To the editor:

Senator Mitch McConnell and the Republican Party have abandoned free enterprise to gin up the culture wars.

In 2010, Republicans celebrated Citizens United because the Supreme Court held that unlimited corporate political donations constituted free speech. Republicans love free speech.

Maybe not so much anymore. While the party still welcomes the gobs of money Big Business pours into its coffers, it now wants to limit how far corporations go in exercising this political speech thing. When Georgia Republicans passed a voting rights bill, they asserted that it was to “instill confidence in the integrity of the voting system.” That was a lie. The bill sought to suppress minority voting and to perpetuate the Big Lie that the recent election was stolen from Donald Trump. When Georgia-based Coca Cola and Delta Airlines opposed the bill, Senator McConnell was furious. He warned corporate CEOs “not to take sides” and to “stay out of politics” because “you don’t know what you are doing.”
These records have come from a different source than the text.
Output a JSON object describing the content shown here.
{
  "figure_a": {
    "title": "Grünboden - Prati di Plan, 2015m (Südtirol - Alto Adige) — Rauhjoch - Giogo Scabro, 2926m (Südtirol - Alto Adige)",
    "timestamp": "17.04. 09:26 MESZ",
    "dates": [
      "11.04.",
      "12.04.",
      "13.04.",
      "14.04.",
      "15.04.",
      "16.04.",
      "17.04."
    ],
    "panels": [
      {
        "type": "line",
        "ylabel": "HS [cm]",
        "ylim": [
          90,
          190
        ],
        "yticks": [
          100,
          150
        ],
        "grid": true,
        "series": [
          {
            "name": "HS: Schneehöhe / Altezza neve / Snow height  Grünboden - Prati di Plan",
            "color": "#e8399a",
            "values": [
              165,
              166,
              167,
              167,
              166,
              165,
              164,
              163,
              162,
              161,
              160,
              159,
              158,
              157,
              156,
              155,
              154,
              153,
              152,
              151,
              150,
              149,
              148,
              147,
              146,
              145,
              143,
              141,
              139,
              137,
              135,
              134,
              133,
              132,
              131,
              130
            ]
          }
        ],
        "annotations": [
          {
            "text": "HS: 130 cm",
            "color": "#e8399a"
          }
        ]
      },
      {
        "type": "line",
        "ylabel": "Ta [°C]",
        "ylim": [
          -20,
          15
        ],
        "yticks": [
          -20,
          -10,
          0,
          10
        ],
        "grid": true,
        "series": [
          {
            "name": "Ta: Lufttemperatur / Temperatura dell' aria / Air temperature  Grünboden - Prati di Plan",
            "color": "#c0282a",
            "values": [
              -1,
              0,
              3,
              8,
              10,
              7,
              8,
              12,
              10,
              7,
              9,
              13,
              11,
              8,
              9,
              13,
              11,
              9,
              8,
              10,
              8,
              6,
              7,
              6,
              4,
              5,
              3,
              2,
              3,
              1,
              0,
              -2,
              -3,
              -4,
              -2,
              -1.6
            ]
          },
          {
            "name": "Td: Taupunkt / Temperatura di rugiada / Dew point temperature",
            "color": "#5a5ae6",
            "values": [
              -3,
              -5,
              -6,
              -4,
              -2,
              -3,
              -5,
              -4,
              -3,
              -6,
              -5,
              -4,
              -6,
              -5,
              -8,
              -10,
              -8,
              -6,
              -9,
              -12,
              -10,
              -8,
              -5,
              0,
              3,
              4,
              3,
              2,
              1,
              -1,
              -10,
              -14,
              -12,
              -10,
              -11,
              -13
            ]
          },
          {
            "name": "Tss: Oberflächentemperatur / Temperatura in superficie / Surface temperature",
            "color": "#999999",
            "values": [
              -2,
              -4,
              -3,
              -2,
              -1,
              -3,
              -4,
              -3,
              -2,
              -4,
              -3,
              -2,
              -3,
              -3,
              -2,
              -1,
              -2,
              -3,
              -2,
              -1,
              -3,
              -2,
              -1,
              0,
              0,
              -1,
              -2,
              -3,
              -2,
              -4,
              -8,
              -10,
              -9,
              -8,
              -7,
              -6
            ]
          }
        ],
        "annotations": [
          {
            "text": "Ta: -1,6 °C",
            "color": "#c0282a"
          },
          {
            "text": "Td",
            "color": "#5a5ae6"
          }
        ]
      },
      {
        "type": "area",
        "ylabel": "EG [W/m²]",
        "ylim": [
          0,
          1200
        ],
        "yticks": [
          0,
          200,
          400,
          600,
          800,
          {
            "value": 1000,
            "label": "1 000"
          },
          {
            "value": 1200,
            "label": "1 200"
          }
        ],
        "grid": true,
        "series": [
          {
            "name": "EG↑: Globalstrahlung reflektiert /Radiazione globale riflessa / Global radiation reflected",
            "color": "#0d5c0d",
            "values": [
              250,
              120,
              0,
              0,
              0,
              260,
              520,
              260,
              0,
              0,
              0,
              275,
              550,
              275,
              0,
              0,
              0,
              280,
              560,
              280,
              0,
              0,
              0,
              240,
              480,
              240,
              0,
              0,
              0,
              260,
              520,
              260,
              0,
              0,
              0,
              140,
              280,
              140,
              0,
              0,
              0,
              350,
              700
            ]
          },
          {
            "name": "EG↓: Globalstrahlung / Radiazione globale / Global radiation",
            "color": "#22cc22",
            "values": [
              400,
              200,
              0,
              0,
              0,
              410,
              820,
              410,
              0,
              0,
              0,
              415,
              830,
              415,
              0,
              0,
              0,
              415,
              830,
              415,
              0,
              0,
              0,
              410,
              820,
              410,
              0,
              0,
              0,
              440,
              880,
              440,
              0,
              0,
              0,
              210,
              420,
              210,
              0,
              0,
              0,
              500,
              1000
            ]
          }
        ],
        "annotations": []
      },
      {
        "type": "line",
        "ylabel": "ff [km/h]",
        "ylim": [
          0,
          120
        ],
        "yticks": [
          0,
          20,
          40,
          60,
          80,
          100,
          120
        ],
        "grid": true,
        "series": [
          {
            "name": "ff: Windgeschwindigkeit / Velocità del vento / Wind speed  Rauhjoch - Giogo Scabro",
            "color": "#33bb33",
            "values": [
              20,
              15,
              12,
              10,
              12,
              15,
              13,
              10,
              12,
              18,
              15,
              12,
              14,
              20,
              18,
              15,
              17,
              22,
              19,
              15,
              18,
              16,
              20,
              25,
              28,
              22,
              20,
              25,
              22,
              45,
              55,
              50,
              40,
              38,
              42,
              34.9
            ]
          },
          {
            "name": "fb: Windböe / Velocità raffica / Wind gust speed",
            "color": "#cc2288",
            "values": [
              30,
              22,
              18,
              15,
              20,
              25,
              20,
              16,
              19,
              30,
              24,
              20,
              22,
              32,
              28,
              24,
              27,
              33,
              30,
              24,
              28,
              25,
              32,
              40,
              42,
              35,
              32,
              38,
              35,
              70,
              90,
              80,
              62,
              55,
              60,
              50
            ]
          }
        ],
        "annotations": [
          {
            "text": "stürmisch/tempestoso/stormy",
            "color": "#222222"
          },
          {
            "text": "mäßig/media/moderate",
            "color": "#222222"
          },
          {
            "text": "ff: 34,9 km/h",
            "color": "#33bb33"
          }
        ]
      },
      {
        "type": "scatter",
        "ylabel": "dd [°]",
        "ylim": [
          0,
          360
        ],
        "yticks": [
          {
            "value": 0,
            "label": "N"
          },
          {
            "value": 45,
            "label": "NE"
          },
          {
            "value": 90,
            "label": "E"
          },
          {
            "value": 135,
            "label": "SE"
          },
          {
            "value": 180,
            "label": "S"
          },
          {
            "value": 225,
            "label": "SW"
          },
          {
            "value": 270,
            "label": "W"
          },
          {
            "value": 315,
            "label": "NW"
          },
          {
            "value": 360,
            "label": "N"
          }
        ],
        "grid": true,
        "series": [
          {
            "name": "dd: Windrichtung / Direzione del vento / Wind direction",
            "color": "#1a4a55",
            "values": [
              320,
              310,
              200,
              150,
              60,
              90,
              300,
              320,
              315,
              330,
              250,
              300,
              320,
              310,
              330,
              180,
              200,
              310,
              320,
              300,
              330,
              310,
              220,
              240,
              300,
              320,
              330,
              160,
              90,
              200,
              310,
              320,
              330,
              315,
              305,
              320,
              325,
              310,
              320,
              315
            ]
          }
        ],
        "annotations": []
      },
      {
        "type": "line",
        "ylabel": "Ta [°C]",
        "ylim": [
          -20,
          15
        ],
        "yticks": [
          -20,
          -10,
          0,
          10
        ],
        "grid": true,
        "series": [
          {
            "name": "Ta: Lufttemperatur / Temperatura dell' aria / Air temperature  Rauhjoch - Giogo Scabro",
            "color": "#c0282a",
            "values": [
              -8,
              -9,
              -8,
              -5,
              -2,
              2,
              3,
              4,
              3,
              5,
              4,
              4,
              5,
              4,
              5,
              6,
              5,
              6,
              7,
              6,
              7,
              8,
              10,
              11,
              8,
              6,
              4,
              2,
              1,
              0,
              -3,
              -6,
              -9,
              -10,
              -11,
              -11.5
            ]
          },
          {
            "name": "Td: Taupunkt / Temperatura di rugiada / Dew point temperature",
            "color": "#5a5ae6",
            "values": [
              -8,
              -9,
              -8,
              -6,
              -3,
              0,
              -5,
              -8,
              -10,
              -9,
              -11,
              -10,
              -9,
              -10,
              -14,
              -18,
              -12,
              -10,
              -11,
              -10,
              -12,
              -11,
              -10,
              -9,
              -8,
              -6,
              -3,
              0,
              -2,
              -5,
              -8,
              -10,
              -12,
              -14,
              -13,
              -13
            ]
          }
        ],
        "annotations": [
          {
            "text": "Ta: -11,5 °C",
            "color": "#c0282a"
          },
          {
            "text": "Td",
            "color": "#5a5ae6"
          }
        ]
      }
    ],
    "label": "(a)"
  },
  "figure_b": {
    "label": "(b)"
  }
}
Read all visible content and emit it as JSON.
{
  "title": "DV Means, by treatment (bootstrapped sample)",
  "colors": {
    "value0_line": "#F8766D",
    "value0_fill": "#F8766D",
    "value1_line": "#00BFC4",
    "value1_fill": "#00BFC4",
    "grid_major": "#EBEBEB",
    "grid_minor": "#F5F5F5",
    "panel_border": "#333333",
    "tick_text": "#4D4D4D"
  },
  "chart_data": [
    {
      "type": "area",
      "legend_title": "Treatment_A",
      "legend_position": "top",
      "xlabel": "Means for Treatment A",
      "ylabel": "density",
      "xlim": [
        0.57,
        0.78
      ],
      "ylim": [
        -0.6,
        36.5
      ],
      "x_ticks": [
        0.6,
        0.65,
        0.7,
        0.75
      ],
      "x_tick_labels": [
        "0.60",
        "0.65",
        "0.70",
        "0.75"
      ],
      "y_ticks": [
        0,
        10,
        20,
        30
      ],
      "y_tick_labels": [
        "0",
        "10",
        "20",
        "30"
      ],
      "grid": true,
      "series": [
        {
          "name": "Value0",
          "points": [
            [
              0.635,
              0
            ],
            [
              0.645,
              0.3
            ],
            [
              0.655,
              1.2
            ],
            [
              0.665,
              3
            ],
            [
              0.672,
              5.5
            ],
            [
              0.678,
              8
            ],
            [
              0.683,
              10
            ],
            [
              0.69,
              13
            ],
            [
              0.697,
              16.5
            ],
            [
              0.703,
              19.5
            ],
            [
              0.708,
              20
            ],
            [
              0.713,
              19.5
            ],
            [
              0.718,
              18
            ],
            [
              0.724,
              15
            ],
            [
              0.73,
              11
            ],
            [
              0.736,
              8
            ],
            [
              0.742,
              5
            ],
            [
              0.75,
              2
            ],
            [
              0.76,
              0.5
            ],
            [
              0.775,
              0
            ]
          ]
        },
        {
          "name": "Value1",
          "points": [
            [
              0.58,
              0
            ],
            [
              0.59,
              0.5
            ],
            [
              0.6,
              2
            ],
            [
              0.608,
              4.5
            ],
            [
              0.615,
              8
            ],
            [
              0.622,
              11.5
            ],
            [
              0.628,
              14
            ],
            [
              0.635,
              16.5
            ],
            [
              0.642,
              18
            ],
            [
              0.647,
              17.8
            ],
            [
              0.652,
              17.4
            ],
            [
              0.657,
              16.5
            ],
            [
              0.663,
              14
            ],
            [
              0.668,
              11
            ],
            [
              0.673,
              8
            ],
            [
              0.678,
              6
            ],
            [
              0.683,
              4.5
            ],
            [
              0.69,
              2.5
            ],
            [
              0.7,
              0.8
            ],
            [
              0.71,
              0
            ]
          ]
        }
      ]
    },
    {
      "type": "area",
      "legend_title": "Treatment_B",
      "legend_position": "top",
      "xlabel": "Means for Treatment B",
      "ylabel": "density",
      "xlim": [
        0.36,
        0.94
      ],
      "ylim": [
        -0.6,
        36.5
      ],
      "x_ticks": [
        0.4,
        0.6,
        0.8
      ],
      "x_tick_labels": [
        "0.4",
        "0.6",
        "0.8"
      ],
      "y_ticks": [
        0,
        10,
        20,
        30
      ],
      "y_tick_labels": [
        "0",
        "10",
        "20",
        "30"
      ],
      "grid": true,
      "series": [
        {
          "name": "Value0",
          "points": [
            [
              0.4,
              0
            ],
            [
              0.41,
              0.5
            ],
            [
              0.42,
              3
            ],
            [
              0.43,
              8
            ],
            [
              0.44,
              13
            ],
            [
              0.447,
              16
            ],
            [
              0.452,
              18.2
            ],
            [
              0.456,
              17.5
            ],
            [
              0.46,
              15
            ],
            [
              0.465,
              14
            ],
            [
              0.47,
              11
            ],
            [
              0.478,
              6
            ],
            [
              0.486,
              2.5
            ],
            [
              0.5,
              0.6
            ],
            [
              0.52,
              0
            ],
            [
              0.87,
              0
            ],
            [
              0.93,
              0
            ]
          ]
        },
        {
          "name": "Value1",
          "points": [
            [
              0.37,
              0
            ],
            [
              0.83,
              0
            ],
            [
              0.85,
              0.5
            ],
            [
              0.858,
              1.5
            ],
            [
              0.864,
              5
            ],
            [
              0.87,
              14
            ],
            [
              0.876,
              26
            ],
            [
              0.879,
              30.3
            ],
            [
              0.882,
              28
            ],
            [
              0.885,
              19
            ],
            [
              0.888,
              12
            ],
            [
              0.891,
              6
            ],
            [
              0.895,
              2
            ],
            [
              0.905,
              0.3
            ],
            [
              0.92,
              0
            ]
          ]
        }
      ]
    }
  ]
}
We have a capitalist economy. A corporation exists to satisfy its shareholders by making money. A corporation not selling its products or services to the minority community loses money. A corporation can’t afford to alienate its customers, its employees, or its shareholders by failing to speak out on matters that are important to them. Presumed to be rational actors in a market economy, corporations will always act in their best interests.

A political party that fails to “sell” its policies to the minority community ought to expect bad results on election day. But there is still a path to victory: Find a way to cancel the votes of the minority community. That’s why Republicans in Georgia and more than 40 other states are pushing hundreds of voter suppression laws. If minorities don’t vote for us, then we’re going to make it very difficult for them to vote for anybody else.

Senator McConnell, start persuading minorities to support you. Stop interfering in the free market by threatening corporations for doing what they’re supposed to do. Better yet, just stay out of the business world. You don’t know what you’re doing.